Archaeological evidence of each group is still there, buried under centuries of urban development.
“With modern multidisciplinary research, we can take it even further than that,” said archaeologist Casey Campetti. “Sometimes, we can link specific relics we’ve found in Pittsburgh with the actual individual people who once owned them.”
On a recent Sunday, Campetti led Venture Outdoors’ archaeological walking tour of parts of the city, pointing out recently discovered remnants of the city that once was.
Campetti works with AECOM, an architectural research group. Excavation, research and publication of the tour sites was conducted by Pittsburgh-based Christine Davis Consultants.

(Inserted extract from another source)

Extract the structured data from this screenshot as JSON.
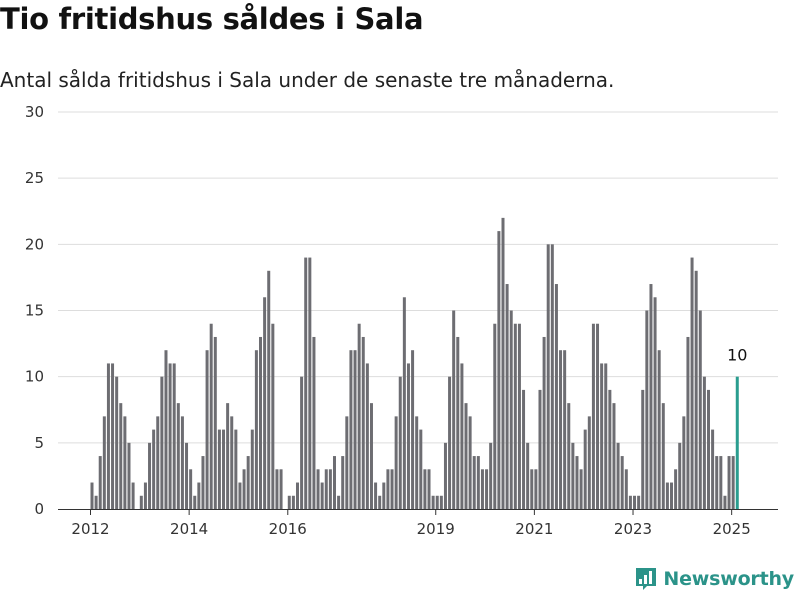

“Each time the city is reinvented, they leave a staggering number of things there,” said Campetti. “During the North Shore Connector excavation, [there were] something to the tune of 18,000 artifacts found just within the footprint of the construction project. [They] found row houses and privies and evidence of Native American sites.”
Before municipal trash collection, things that weren’t wanted were chucked into the privy, or outhouse. Today, the discovery of those spots can reveal generations of cultural change.
Urban archaeology is a relatively new discipline, the result of laws and regulations establishing new cultural resources management responsibilities for federal agencies during construction that uses federal funding.
“It’s usually not holding up big projects. Construction managers are usually pretty savvy to what’s going on,” said Campetti. “We have three phases of work: ID, is there anything there? Importance, are the artifacts related to an important person or some important new discovery? And treatment, if there’s something important there, what should we do about it?
In urban settings, broad archaeological research zones are usually impractical.
“Urban construction used to be just knocking down what’s there and building something over it,” said Campetti. “Nowadays, with these big skyscrapers, they often have to dig down so deep to scoop out the foundation. We’re finding layers of historical relics from very different times.”